For In Kyoung Chun, home is her place of rest and recovery, and Table illustrates her search for personal and artistic identity in an intimate moment from daily life. A minimalistic depiction of recently-cooked rice on a table evokes different stories Chun wants to tell the viewer. For instance, her choice of saekdong (combination of color strips consisting of primary colors in Korean traditional attire) for rice, which is a primary food ingredient in Korean cuisine even among Korean diaspora in U.S., shows her identity deeply embedded in traditional culture. Fresh steam coming from the pot and table setting at night implies her identity as mother, waiting for family members to join.
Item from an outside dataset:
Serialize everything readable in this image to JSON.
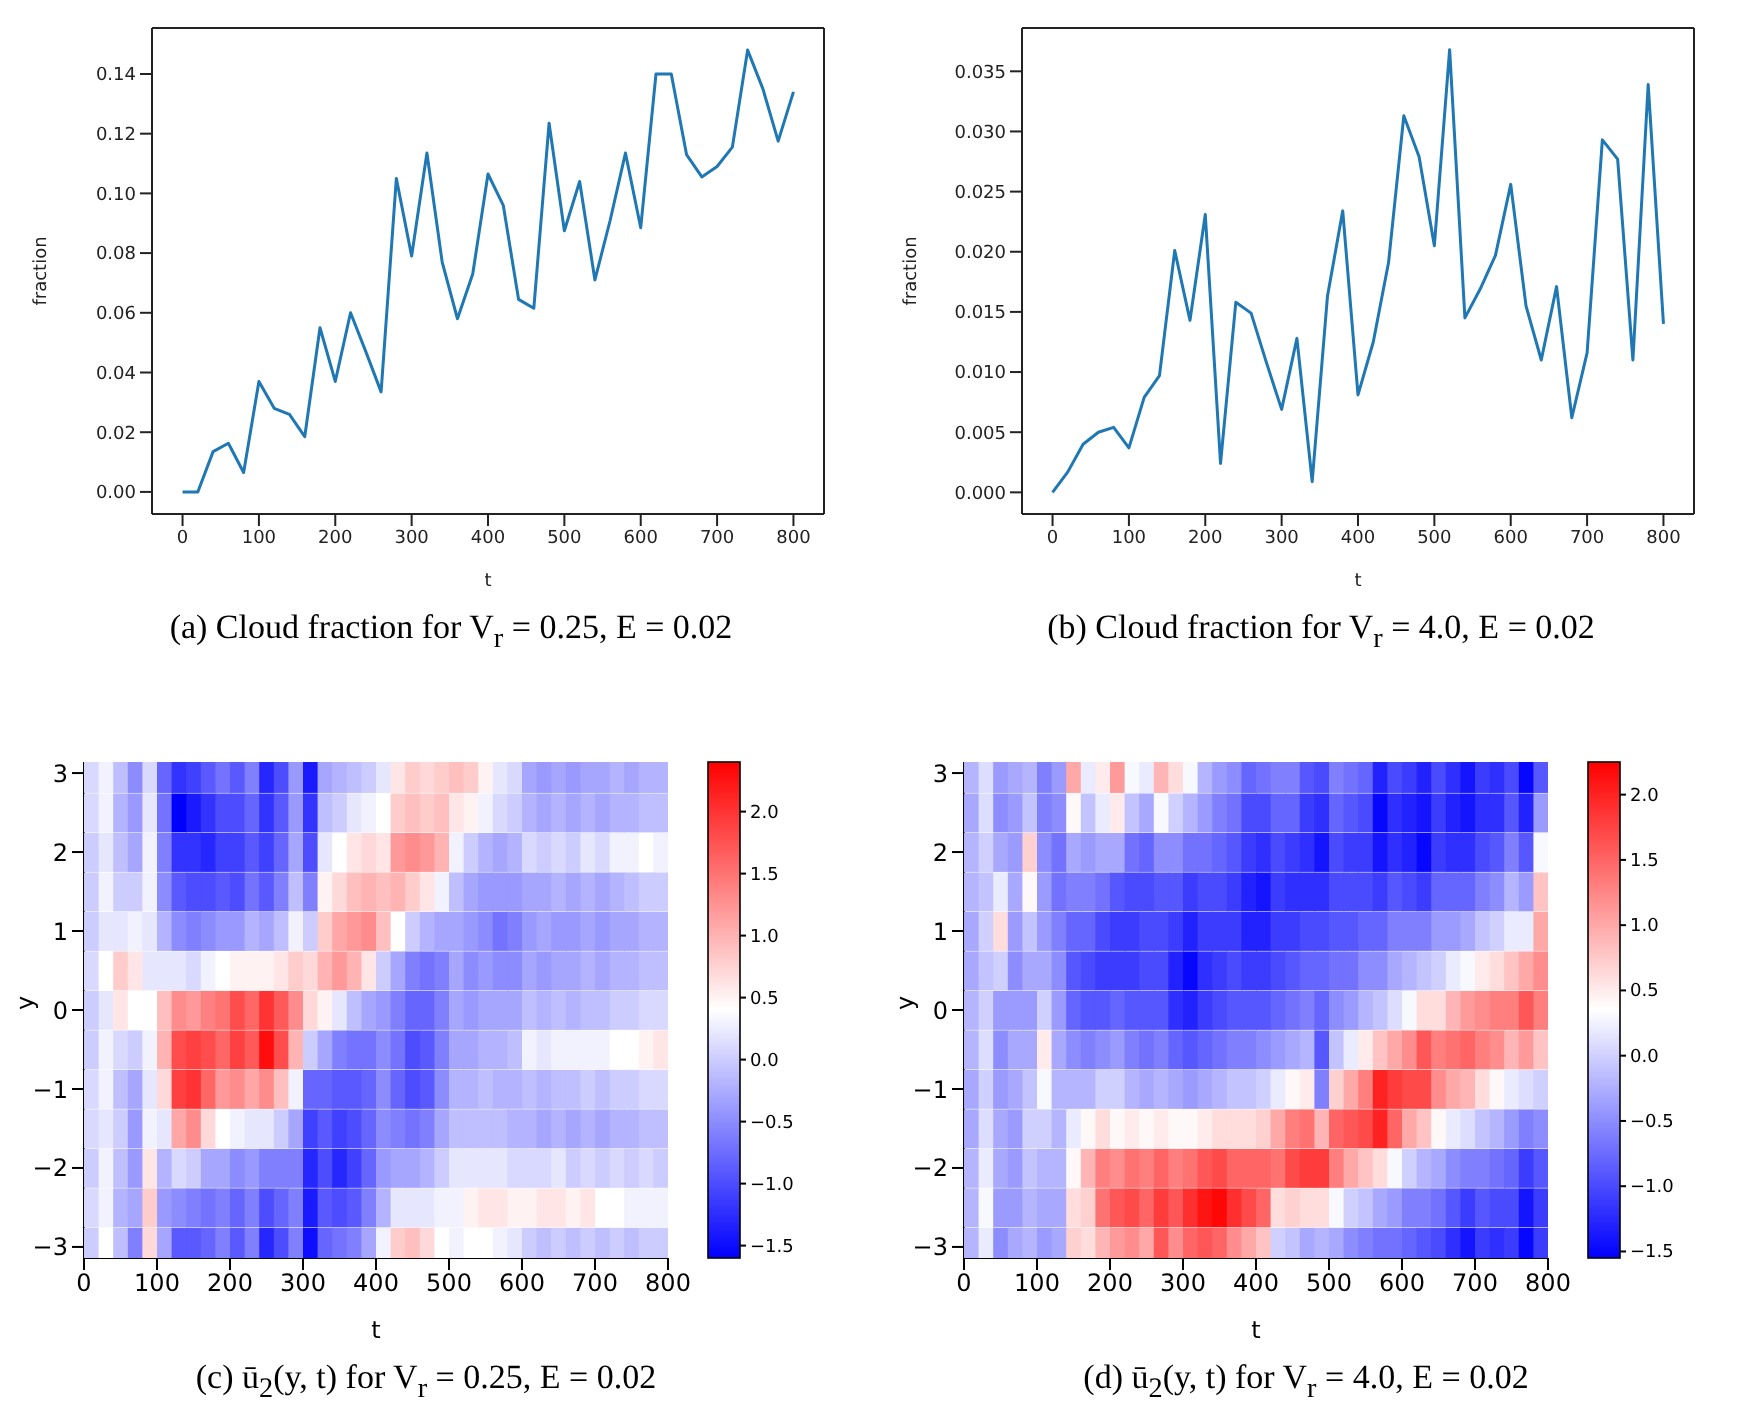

Atlanta-based In Kyoung Chun makes art in hopes of inspiring people to take action in this troubling sociopolitical climate. Her current work depicts intimate, personal spaces in daily life. While juxtaposing simple forms and familiar objects through painting and sculpture, Chun discovers life's optimism and peace - even in its most chaotic and complex settings. Chun believes that discovering and recognizing the sweetness in our everyday lives is essential, and channels this fundamental human quality through art. Domestic scenes and memory-building moments, such as family celebrations, birthday cakes and deeply personal details, are vivid images in her work.
Originally from Seoul, South Korea, Chun studied psychology in college. When she first moved to the US, she took up painting and became an artist. Constantly looking for warmth and belonging in a foreign land, she uses painting and sculpture to build safe, quiet spaces that we all crave.